I know because I saw a Maxforce GeForce2 graphics card which was producing a way too dark image when compared to an Asus GeForce2 graphics card on a PC with same configuration.


----------



## [lokesh] (Nov 11, 2005)

mohit said:
			
		

> if u increase ur budget by 1k more then u can go for the best 6600gt around i.e LEADTEK WINFAST 6600GT EXTREME which comes factory overclocked and has the best reviews around.. visit www.zebronics.net to send an enquiry for it.



Never look into Zebronics...its the worst experience i've had...don't do the same mistake i did. The memory provided by them on the graphics card is of the lowest clock speed.
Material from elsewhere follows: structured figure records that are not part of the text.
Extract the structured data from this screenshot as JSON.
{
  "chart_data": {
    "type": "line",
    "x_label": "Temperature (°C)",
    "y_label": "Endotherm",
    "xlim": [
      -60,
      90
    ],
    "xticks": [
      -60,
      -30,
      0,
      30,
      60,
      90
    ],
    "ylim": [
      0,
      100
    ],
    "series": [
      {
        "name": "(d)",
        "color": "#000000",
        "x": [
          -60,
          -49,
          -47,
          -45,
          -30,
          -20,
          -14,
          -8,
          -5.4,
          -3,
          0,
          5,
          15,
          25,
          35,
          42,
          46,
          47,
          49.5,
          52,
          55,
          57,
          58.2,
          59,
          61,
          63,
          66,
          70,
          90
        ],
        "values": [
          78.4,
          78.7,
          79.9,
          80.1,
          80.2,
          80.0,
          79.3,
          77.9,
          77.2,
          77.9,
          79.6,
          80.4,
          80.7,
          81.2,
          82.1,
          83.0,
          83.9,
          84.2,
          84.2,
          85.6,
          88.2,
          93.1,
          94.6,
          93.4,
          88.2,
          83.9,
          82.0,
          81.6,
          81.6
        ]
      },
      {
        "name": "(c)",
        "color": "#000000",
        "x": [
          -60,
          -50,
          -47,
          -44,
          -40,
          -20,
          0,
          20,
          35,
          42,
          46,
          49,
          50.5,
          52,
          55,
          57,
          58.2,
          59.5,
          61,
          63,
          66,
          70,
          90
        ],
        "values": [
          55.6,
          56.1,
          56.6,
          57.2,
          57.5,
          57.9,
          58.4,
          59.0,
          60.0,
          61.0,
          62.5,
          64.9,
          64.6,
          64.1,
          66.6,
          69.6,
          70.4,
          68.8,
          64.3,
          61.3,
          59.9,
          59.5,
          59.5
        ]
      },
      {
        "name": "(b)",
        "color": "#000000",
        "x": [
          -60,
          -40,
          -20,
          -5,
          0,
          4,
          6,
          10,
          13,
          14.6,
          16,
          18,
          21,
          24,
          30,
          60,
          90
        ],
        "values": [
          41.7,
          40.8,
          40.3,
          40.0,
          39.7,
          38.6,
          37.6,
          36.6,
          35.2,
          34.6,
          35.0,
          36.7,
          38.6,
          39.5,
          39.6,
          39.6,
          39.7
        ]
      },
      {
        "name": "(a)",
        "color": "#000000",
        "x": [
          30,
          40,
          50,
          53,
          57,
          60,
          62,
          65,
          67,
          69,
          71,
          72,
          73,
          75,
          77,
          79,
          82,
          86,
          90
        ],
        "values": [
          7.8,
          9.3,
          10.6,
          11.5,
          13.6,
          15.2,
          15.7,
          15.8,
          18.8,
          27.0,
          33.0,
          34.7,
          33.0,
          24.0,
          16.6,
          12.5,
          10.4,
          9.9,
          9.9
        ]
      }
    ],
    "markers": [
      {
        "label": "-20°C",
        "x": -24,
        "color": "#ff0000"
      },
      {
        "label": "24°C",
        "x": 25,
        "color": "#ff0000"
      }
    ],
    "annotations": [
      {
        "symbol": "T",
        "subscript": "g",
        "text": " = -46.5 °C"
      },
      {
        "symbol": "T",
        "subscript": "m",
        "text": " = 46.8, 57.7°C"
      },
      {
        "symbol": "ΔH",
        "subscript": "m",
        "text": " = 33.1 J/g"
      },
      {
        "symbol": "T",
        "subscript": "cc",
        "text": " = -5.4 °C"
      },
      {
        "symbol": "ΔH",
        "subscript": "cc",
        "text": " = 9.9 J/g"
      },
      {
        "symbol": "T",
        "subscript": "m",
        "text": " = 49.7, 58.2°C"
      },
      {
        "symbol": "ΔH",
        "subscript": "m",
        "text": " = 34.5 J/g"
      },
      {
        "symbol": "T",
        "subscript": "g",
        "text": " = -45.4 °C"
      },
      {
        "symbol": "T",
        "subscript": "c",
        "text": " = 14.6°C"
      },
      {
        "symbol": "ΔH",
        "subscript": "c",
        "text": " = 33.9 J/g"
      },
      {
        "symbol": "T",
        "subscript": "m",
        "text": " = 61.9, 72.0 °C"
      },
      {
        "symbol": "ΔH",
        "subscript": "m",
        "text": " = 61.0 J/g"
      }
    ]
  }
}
I got a 6600 LE from zebronics and i got the card with a memory clock speed of just 400 Mhz. Damn! i din't check the memory clock speed on the card.
 Make sure u go for good companies such as Leadtek, XFX etc. and also make sure that you check the memory clock speed.

And also keep in mind that the memory clock speed can greatly affect the card's performance.


----------



## Ringwraith (Nov 11, 2005)

@lokesh..no doubt zebronics cards suck....
but they also deal in Leadtek cards, so when u go to them, ask them abt leadtek and not their own card


----------



## mohit (Nov 12, 2005)

[lokesh said:
			
		

> ]
> 
> 
> 
> ...



dude those zebronics people only selle leadtek cards in india. i did not recommend zebronic's own card man.. read claearly what i wrote. i had suggested a leadtek 6600gt extreme.


----------



## samanvya_ad (Nov 12, 2005)

I am myself buying xfx..
How is it.I am getting it for 10K in Lucknow for 128 MB.Is the price ok.


----------



## [lokesh] (Nov 14, 2005)

mohit said:
			
		

> [lokesh said:
> 
> 
> 
> ...



You got me wrong dude...the zebronics people sell both their own manufactured card and also leadtek....actually I meant not to query through the zebronics website...because they somehow change your mind to buy zebronics card, which is the worst...


----------



## mohit (Nov 14, 2005)

[lokesh said:
			
		

> ]
> 
> 
> 
> ...



come on thats a false allegation dude... i have enquired from the zebronics website around 10 times for leadtek cards but they never ever recommended their own cards to me.


----------